Torino – Crolli, cedimenti e aree inaccessibili: gli ospedali torinesi sono al collasso: “I rischi sono quotidiani”. E’ allarme

28/07/2025

Ospedali di Torino in crisi strutturale: crolli, infiltrazioni e lavori insufficienti mettono a rischio pazienti e personale
La situazione degli ospedali torinesi, in particolare quelli appartenenti alla Città della Salute, è sempre più critica: tra crolli di controsoffitti, distacchi di intonaci, guasti agli impianti e aree inaccessibili, emerge un quadro allarmante, tanto che si parla apertamente di una rete sanitaria al limite del collasso. Le Molinette, ospedale storico ma ormai vetusto, è il simbolo più evidente di questa emergenza infrastrutturale.
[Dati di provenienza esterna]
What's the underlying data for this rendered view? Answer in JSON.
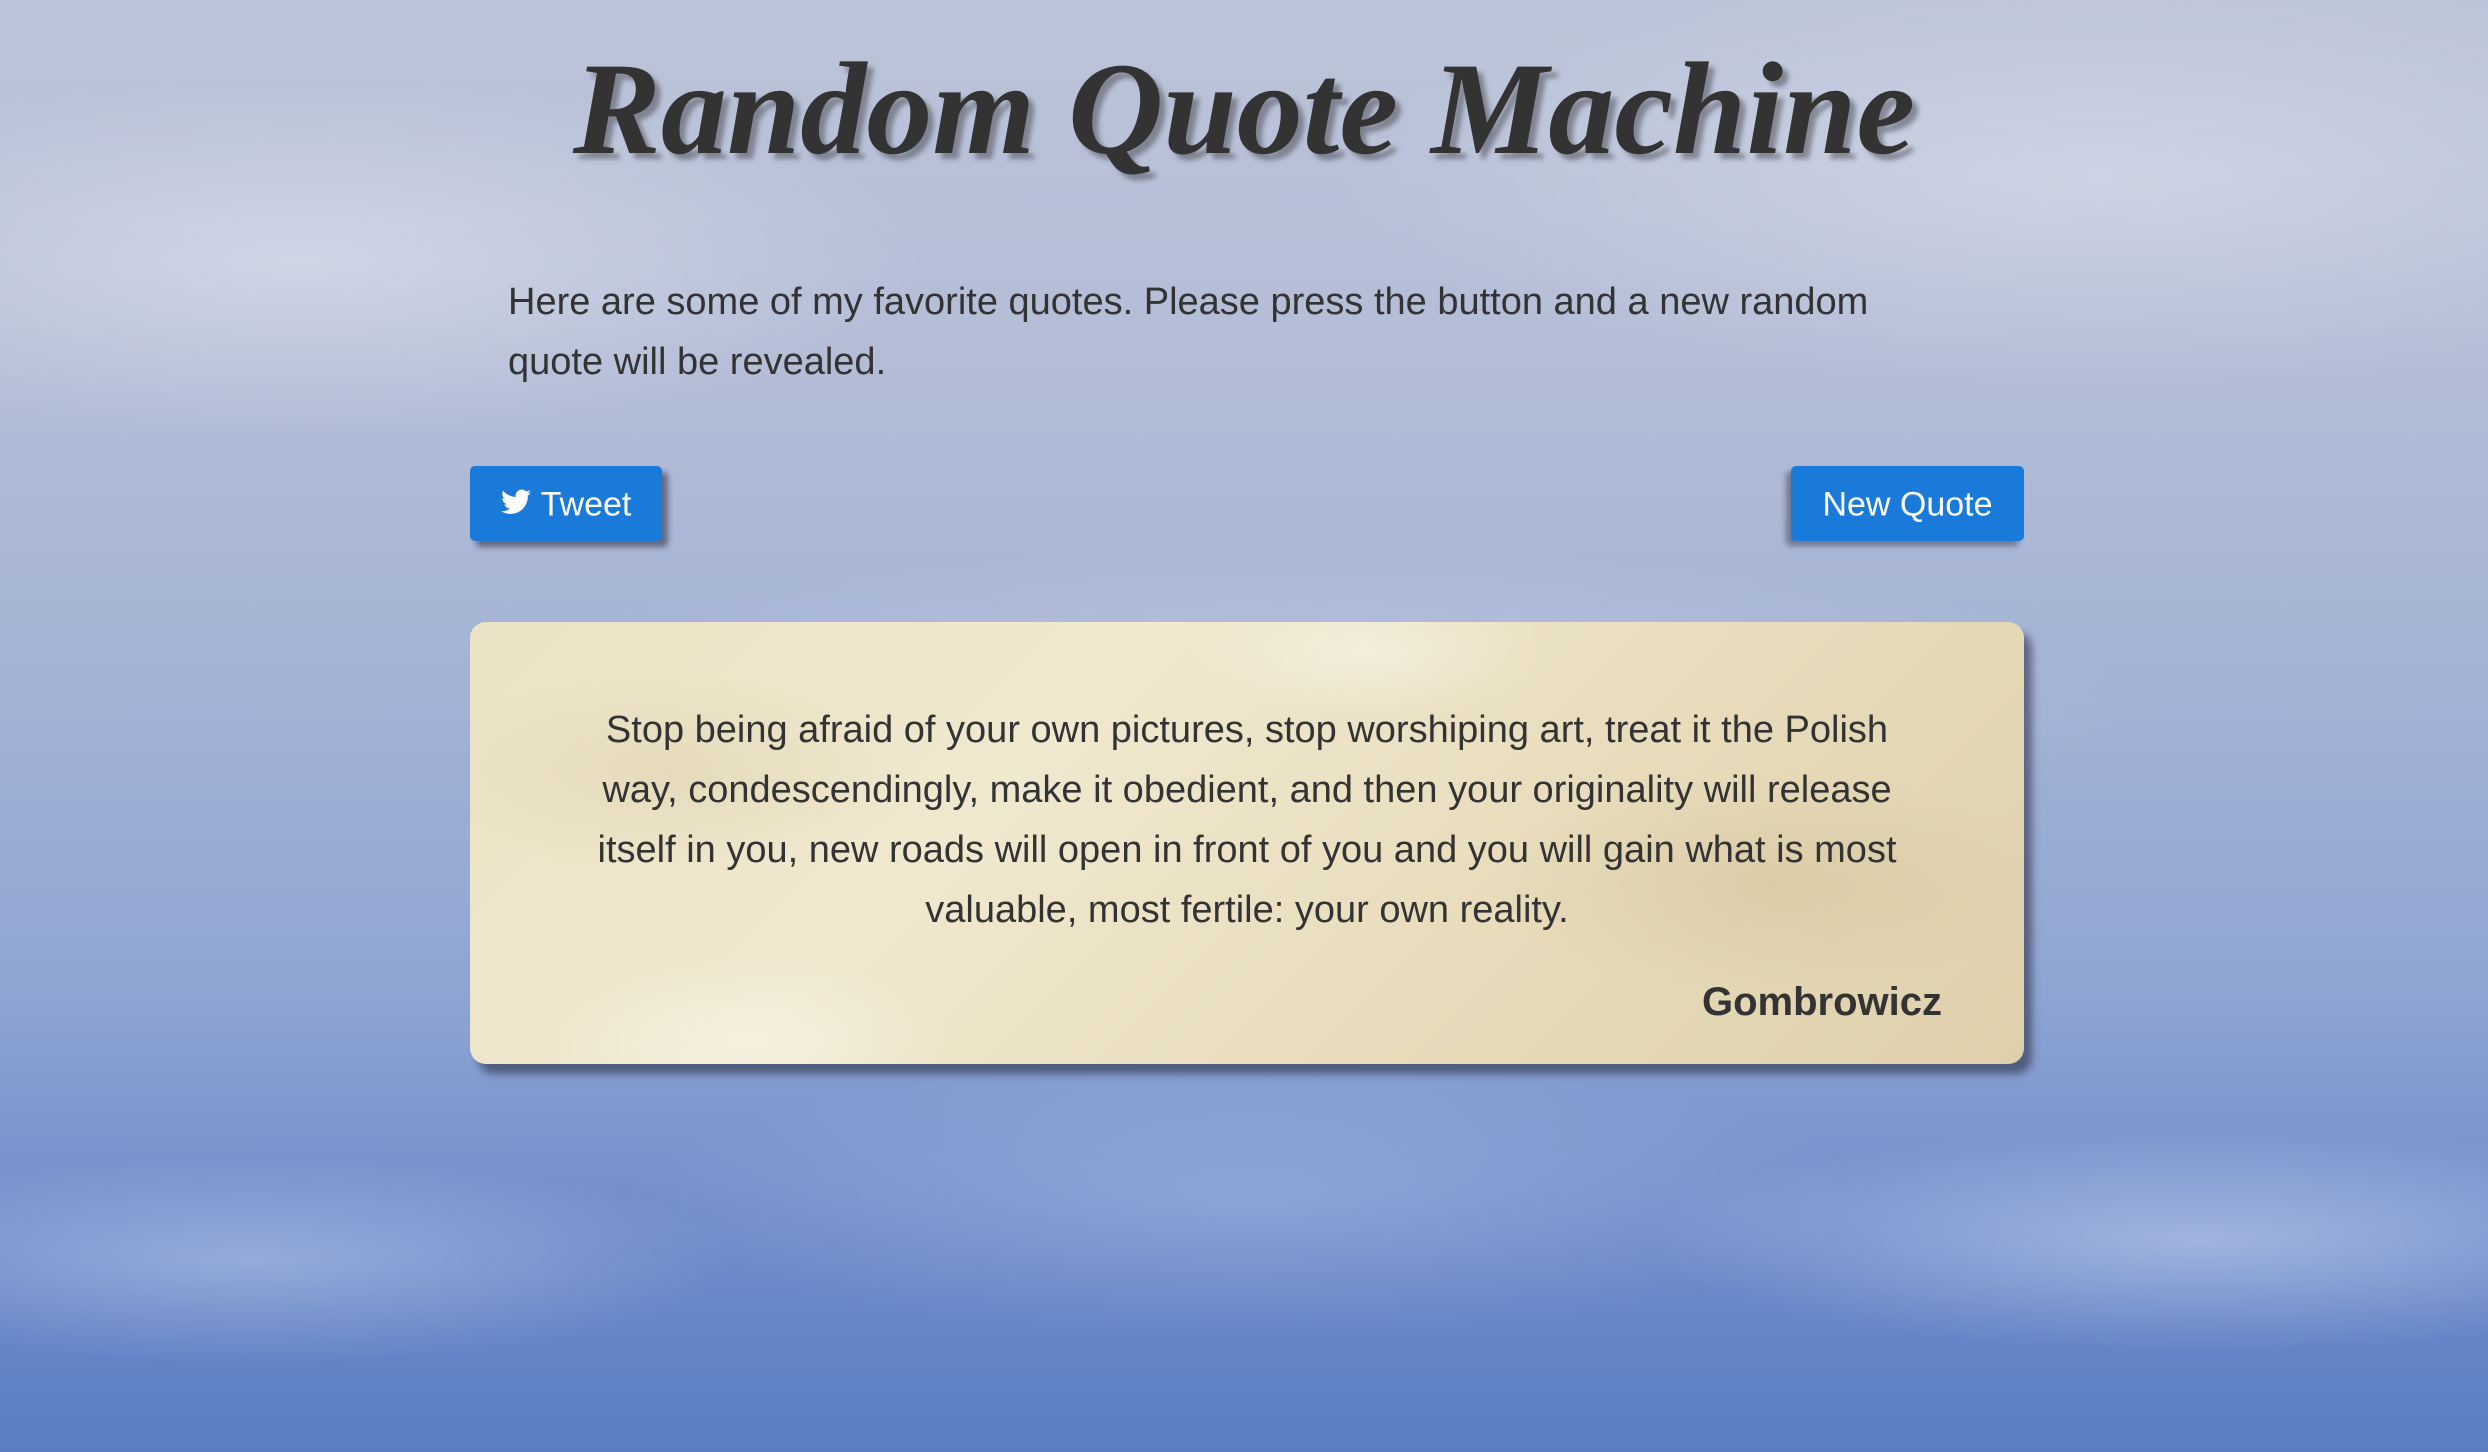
{
  "page": {
    "title": "Random Quote Machine",
    "intro": "Here are some of my favorite quotes. Please press the button and a new random quote will be revealed."
  },
  "buttons": {
    "tweet_label": "Tweet",
    "tweet_icon": "twitter-bird-icon",
    "new_quote_label": "New Quote",
    "color": "#1a7ad9"
  },
  "quote": {
    "text": "Stop being afraid of your own pictures, stop worshiping art, treat it the Polish way, condescendingly, make it obedient, and then your originality will release itself in you, new roads will open in front of you and you will gain what is most valuable, most fertile: your own reality.",
    "author": "Gombrowicz"
  }
}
L’azienda sanitaria ha effettuato una mappatura dettagliata delle situazioni a rischio, soprattutto dei controsoffitti, e ha predisposto un protocollo di monitoraggio continuo. Ed è stato ammesso apertamente che, anche con controlli regolari, il pericolo di nuovi cedimenti non può essere completamente eliminato.
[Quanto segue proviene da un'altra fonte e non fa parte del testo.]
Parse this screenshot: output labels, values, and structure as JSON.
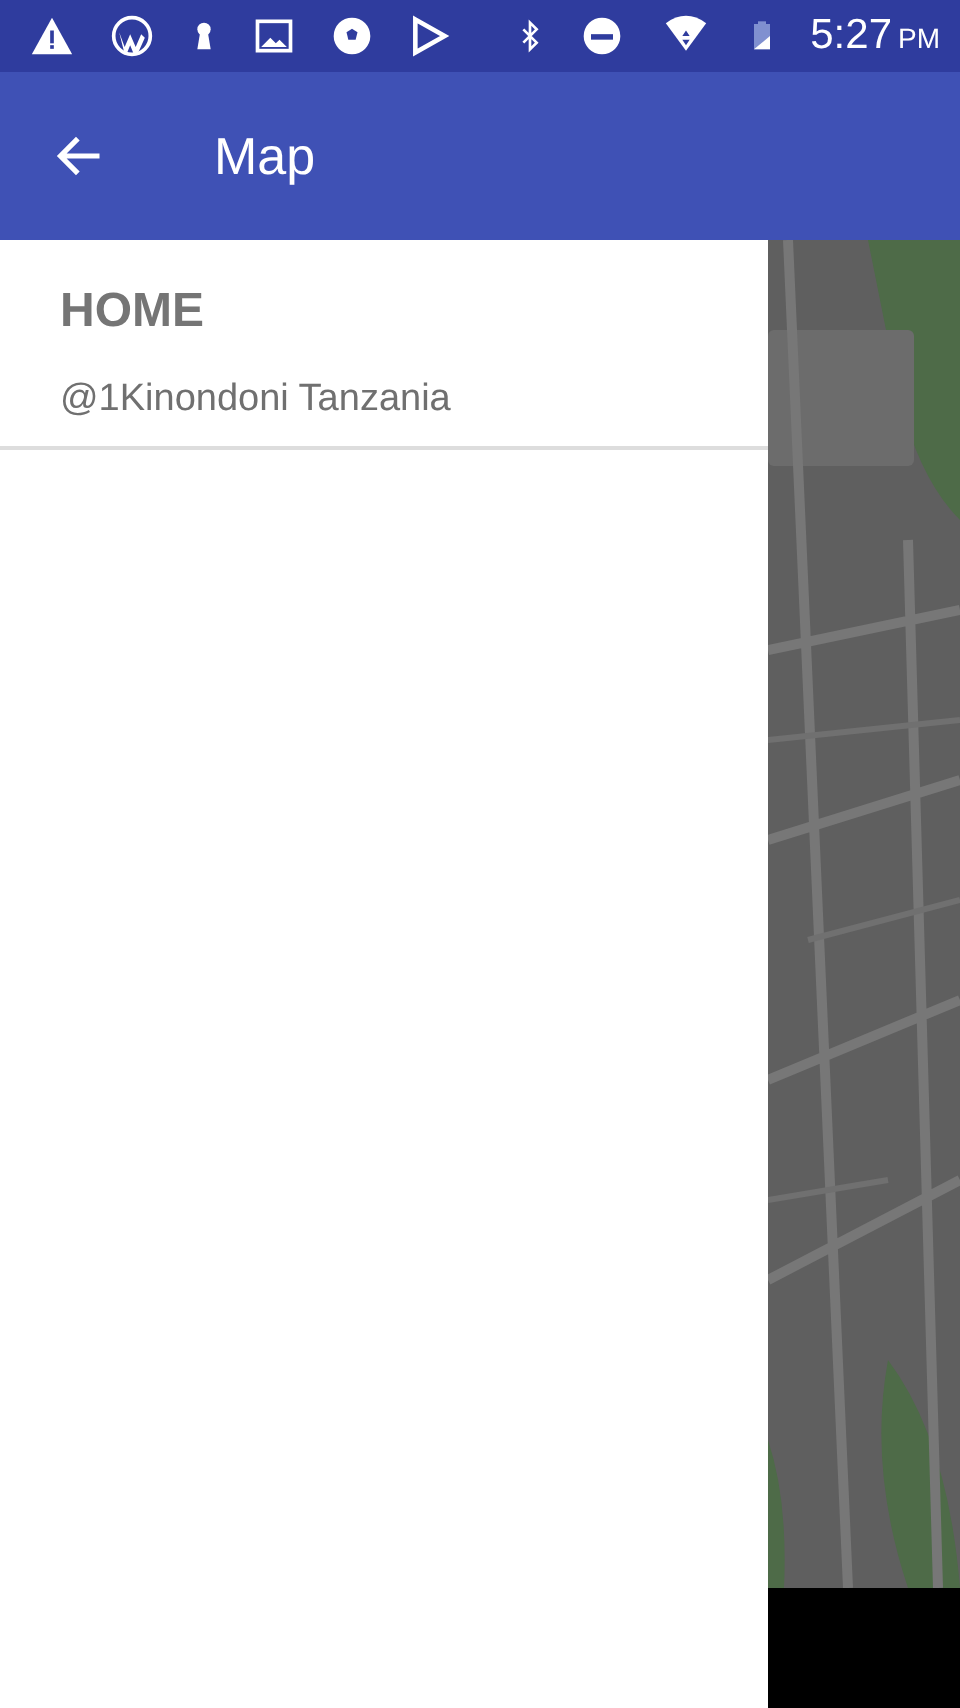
{
  "status_bar": {
    "time": "5:27",
    "period": "PM"
  },
  "app_bar": {
    "title": "Map"
  },
  "drawer": {
    "places": [
      {
        "heading": "HOME",
        "address": "@1Kinondoni Tanzania"
      }
    ]
  }
}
Secondo i tecnici dello Spresal, che hanno eseguito diversi sopralluoghi, gli incidenti sono diventati talmente frequenti da essere definiti “episodi seriali”, tanto da spingerli a inviare una segnalazione alla Procura. Il quadro è desolante e si allarga a Cto, Sant’Anna e San Lazzaro, anche se per il momento il Regina Margherita sembra essere fuori da questa spirale di degrado.

Una messa in sicurezza che costa quanto costruire un nuovo ospedale
I vertici della Città della Salute, come riporta La Stampa,  stimano in circa 585 milioni di euro il costo complessivo per mettere in sicurezza le strutture esistenti — un importo paragonabile all’intero finanziamento previsto per il nuovo Parco della Salute, ancora oggi solo un progetto sulla carta. Di fronte a fondi regionali ben più modesti, l’azienda ha dovuto stabilire delle priorità: 14 interventi ritenuti urgenti, di cui 12 alle Molinette e 2 al Cto.

Promesse, ritardi e fondi insufficienti
Nell’ottobre 2022 un controsoffitto è crollato in uno dei reparti delle Molinette, e poco dopo, il 26 dello stesso mese, il presidente Alberto Cirio e l’assessore alla Sanità Luigi Icardi hanno presentato un piano straordinario da 32 milioni di euro, destinato sia alla messa in sicurezza che alla ristrutturazione generale dell’ospedale.

Il primo intervento si è concretizzato il 2 maggio 2023 con la ristrutturazione dell’ingresso principale. In estate è stata indetta la gara per realizzare il nuovo pronto soccorso, il cui costo però è lievitato dai 8,6 milioni iniziali a 13,5 milioni. I lavori, che dovevano partire a inizio 2024, sono ancora fermi.

Degli altri interventi promessi, quattro sono in corso, otto sono ancora in fase di progettazione o in attesa di essere appaltati, e uno (previsto al Cto) è stato bloccato per interferenze con lavori di messa in sicurezza sismica già in atto. Di fatto, i pochi lavori avviati non bastano a garantire una svolta concreta.

La situazione strutturale degli ospedali torinesi è grave, il rischio per pazienti e operatori è concreto e costante. Gli interventi in corso sono insufficienti e l’unica soluzione reale — la costruzione del Parco della Salute — è ancora lontana. E intanto la sanità pubblica locale continua a operare in condizioni precarie.